Improbable Luck’s pedigree. The Triple Crown winners are highlighted in red.
They say that winning the Triple Crown of American horse racing is the hardest thing to do in all sports. If you don't know what that is, the Triple Crown is a series of three races run in five weeks. The first race is the Kentucky Derby. This is the hardest race to win in the world. You can not buy it, but some people spend their lives trying to. The best horse does not often win. The Preakness Stakes is run two weeks later. You have to face a fresh field of horses and perhaps some of the best horses from the Derby whose connections feel their horse should have won. You cut back in distance and have to run in a different state. The last race is the Belmont Stakes. This is run in New York and is known as the Test of the Champion. It is the longest race in the series, and it tests a horse's pedigree and a jockey's skills. It also takes a master trainer to prepare a horse for this race. These three races are limited to three-year-old horses. This means a horse only has one chance in its life to run in each. Only thirteen horses have won it. Each one was a freak. Two Triple Crown winners appear in Improbable Luck's pedigree.
SECRETARIATSecretariat winning the 1973 Preakness Stakes.

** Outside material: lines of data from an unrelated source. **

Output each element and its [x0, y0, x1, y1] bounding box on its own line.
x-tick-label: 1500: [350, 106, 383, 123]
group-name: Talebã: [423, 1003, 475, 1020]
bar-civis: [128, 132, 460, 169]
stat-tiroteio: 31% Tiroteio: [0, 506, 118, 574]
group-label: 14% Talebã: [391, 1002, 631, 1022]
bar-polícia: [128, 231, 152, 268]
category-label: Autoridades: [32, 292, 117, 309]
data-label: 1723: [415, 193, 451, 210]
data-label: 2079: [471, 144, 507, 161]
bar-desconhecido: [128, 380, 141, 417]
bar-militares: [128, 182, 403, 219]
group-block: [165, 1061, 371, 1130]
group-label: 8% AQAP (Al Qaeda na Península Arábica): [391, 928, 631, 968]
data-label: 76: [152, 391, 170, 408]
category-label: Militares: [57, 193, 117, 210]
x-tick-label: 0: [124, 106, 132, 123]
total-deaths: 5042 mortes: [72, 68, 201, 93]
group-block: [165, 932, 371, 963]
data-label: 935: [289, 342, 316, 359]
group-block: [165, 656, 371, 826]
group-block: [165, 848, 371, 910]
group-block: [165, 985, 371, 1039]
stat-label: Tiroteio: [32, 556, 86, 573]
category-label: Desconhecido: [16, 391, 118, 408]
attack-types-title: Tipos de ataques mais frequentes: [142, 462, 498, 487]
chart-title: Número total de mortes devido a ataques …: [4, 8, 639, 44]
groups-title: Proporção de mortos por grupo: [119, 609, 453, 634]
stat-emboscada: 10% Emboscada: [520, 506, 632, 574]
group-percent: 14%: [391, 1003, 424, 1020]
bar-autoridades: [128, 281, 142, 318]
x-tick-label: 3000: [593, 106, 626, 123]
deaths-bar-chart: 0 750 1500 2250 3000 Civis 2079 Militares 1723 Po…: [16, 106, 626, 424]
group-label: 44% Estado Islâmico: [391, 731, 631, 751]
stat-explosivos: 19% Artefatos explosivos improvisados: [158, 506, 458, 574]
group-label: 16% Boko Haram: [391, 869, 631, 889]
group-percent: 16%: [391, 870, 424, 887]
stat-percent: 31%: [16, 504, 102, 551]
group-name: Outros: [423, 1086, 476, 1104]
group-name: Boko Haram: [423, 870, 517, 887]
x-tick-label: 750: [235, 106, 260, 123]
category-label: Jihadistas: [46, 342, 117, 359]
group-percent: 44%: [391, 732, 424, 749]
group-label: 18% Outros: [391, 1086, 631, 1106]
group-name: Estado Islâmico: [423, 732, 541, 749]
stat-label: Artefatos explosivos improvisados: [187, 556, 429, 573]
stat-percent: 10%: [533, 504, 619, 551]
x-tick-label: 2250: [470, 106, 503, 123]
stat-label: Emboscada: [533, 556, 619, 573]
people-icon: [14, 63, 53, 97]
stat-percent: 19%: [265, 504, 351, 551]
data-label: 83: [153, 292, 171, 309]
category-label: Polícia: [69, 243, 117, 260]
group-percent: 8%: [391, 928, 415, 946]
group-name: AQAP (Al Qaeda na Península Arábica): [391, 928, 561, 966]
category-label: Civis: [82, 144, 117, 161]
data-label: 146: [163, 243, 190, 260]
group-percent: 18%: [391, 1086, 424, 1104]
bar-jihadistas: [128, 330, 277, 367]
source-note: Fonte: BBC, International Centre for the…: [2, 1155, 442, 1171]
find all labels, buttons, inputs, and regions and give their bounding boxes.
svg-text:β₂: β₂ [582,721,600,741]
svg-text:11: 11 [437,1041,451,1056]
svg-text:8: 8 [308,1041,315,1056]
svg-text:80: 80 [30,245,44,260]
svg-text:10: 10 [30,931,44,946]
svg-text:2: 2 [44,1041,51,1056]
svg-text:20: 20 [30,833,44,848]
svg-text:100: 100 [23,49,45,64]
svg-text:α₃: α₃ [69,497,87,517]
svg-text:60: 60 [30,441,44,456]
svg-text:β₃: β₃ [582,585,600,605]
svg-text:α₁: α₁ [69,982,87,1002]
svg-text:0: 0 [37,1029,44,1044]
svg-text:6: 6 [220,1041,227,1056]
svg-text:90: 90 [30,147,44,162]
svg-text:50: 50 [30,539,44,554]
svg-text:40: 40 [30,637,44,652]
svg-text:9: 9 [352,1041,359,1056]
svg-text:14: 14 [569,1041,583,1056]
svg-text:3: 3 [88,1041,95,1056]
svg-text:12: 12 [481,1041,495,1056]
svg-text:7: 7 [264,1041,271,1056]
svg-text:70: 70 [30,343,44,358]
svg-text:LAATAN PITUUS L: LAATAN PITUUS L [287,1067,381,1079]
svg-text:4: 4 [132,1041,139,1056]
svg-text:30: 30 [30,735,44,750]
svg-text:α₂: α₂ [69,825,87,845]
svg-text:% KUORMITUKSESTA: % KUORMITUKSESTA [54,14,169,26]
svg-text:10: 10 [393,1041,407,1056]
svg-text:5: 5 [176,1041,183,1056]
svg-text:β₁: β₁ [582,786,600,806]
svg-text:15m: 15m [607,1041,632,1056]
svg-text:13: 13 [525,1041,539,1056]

The first horse is Secretariat. In 1973, Secretariat swept the Triple Crown, breaking a 25-year drought. He was so dominant in his wins that he still holds that track record in all three races. More astonishing is the different styles he displayed in winning each race. In the Derby, he came from last place to win going away. In the Preakness, he made a tremendous move around the first turn and carried his speed to the finish. In the Belmont Stakes, he went wire to wire by a startling 31 lengths. Upon his death he was autopsied. His heart weighed nearly three times the weight of an average thoroughbred's heart. However, no horse displayed more heart than the other Triple Crown winner in Improbable Luck's pedigree.
SEATTLE SLEW

Seattle Slew was arguably the greatest bargain in the history of thoroughbred racing. Purchased for the low price of $17,500, his owners never had to work another day in their lives. Slew rocketed through the Triple Crown undefeated. Slew was what old-timers call "a boss hoss." This is another term for Alpha male. Other horses were terrified of him and refused to run with him. This also included the two times he raced against a fellow Triple Crown winner, Affirmed. Slew hated to lose, and in his Jockey Club Gold Cup loss of 1978 he gets passed by a horse named Exceller, and makes an astonishing rally to almost pass him just before the wire. In the breeding shed Seattle Slew passed on his tremendous will to win to his children. As long as horses are running you can be sure that there will be offspring of Seattle Slew in the very best of them.
IMPROBABLE LUCK
There is a saying in racing that goes, "When it comes to breeding, you breed the best to the best and hope for the best." Improbable Luck's bloodlines are filled with some of the best names ever to set foot on a track. Secretariat and Seattle Slew are just a few of those names. Fingers crossed, he soon steps onto the track and makes his ancestors proud.